Saras Arya Saras Arya - 3 months ago 8
Python Question

How to parse certain text data?

I have a text file with such a format:

B2100 Door Driver Key Cylinder Switch Failure B2101 Head Rest Switch Circuit Failure B2102 Antenna Circuit Short to Ground`, plus 1000 lines more.


This is how I want it to be:

B2100*Door Driver Key Cylinder Switch Failure
B2101*Head Rest Switch Circuit Failure
B2102*Antenna Circuit Short to Ground
B2103*Antenna Not Connected
B2104*Door Passenger Key Cylinder Switch Failure


so that I can copy this data in LibreOffice Calc and it will format it into two columns of code and meaning each.

My thought process:

Apply a regular express over Bxxxx and put an asterisk in front of it (It acts as a delimiter) and a
\n
before the meaning (I don't know if that will work? ), and remove white-space till next character is encountered.

I am trying to isolate the B2100 and have failed till now.
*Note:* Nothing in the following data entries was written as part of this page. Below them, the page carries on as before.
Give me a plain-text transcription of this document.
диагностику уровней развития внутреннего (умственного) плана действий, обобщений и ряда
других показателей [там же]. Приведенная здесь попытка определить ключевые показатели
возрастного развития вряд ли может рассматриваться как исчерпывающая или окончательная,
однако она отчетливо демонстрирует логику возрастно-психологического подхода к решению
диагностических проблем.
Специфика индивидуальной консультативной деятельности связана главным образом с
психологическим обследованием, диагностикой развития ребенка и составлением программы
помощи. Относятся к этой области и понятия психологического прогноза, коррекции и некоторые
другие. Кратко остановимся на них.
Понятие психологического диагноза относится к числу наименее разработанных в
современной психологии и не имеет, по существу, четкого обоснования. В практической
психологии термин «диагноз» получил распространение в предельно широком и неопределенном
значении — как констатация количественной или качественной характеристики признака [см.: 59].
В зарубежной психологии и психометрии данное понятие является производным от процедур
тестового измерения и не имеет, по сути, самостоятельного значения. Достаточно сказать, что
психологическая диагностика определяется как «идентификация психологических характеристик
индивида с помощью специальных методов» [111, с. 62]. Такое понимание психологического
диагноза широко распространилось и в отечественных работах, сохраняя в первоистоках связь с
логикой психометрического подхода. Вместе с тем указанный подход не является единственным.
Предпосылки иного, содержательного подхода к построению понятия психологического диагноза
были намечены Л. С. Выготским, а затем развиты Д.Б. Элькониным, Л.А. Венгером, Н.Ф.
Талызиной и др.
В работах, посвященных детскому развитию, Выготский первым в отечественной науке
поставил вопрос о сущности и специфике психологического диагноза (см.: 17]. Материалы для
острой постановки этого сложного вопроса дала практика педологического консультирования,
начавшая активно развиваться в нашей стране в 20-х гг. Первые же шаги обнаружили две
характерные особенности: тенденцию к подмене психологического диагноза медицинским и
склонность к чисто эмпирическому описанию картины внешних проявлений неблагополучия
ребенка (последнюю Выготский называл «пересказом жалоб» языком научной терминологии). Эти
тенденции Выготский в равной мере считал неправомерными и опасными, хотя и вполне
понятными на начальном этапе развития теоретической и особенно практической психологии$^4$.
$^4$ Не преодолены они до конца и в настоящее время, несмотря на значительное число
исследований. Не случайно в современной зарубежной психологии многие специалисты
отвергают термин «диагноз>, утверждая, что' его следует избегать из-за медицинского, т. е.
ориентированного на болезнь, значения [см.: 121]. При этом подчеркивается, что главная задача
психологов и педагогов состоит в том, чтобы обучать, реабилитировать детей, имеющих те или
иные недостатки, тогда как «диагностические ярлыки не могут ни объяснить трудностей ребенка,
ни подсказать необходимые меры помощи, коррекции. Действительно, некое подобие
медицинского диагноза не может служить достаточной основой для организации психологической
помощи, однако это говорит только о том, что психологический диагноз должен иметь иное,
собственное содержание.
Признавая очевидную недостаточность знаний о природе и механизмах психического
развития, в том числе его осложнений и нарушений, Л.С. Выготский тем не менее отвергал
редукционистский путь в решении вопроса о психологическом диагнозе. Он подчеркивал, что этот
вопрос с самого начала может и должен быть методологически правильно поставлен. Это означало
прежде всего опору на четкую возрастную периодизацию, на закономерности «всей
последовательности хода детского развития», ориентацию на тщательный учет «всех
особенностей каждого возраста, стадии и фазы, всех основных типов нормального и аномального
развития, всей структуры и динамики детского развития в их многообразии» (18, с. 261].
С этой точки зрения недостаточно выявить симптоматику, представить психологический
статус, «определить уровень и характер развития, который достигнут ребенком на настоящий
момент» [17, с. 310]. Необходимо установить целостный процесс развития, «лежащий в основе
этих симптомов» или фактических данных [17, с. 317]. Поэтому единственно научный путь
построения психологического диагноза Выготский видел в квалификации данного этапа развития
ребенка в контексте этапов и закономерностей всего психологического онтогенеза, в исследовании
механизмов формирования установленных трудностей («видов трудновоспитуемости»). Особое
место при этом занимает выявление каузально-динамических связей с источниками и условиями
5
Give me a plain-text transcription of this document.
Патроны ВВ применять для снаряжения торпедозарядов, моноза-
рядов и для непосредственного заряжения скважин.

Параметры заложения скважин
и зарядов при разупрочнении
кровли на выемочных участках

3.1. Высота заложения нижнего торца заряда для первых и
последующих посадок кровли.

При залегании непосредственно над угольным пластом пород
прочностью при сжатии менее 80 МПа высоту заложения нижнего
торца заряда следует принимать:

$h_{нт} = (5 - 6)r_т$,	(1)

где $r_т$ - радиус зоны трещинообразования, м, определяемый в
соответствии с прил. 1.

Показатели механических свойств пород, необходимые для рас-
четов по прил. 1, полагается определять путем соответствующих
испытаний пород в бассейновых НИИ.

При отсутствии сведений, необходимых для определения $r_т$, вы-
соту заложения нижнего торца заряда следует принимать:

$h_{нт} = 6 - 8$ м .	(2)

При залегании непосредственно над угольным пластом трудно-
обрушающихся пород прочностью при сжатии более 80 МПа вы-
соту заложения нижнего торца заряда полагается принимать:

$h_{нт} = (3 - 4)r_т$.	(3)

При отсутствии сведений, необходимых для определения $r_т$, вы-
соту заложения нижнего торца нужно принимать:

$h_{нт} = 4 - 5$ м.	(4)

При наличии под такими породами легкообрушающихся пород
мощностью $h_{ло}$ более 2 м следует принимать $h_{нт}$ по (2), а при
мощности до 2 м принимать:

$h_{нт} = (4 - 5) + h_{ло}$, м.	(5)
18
My naive attempt:

import re

text = """B2100 Door Driver Key Cylinder Switch Failure B2101 Head Rest Switch Circuit Failure B2102 Antenna Circuit Short to Ground B2103 Antenna Not Connected B2104 Door Passenger Key Cylinder Switch Failure B2105 Throttle Position Input Out of Range Low B2106 Throttle Position Input Out of Range High B2107 Front Wiper Motor Relay Circuit Short to Vbatt B2108 Trunk Key Cylinder Switch Failure"""
# text_arr = text.split("\^B[0-9][0-9][0-9][0-9]$\gi");
l = re.compile('\^B[0-9][0-9][0-9][0-9]$\gi').split(text)
print(l)


This outputs:

['B2100\tDoor Driver Key Cylinder Switch Failure B2101\tHead Rest Switch Circuit Failure B2102\tAntenna Circuit Short to Ground B2103\tAntenna Not Connected B2104\tDoor Passenger Key Cylinder Switch Failure B2105\tThrottle Position Input Out of Range Low B2106\tThrottle Position Input Out of Range High B2107\tFront Wiper Motor Relay Circuit Short to Vbatt B2108\tTrunk Key Cylinder Switch Failure']


How do I achieve the desired result?

To break it down further, what I want to do is this:

Break down everything into Code (B1001) and meaning (The text after it) array and then apply each operation (the
\n
thing) on it individually. If you have better ideas on how to do the whole thing, the better. I would love to hear it.

Answer

Basically, you want to:

  • Find any Bxxxx strings in the input.
  • Replace any whitespace before them with a newline.
  • Replace any whitespace after them with a *.

This can all be done with a single re.sub():

re.sub(r'\s*(B\d{4})\s*', r'\n\1*', text).strip()

Matching pattern:

\s*              # Any amount of whitespace
   (B\d{4})      # "B" followed by exactly 4 digits
           \s*   # Any amount of whitespace

Replacement pattern:

\n               # Newline
  \1             # The first parenthesized sequence from the matching pattern (B####)
    *            # Literal "*"

The purpose of the strip() is to prune any leading or trailing whitespace, including the newline that will result from the sub of the first B#### sequence.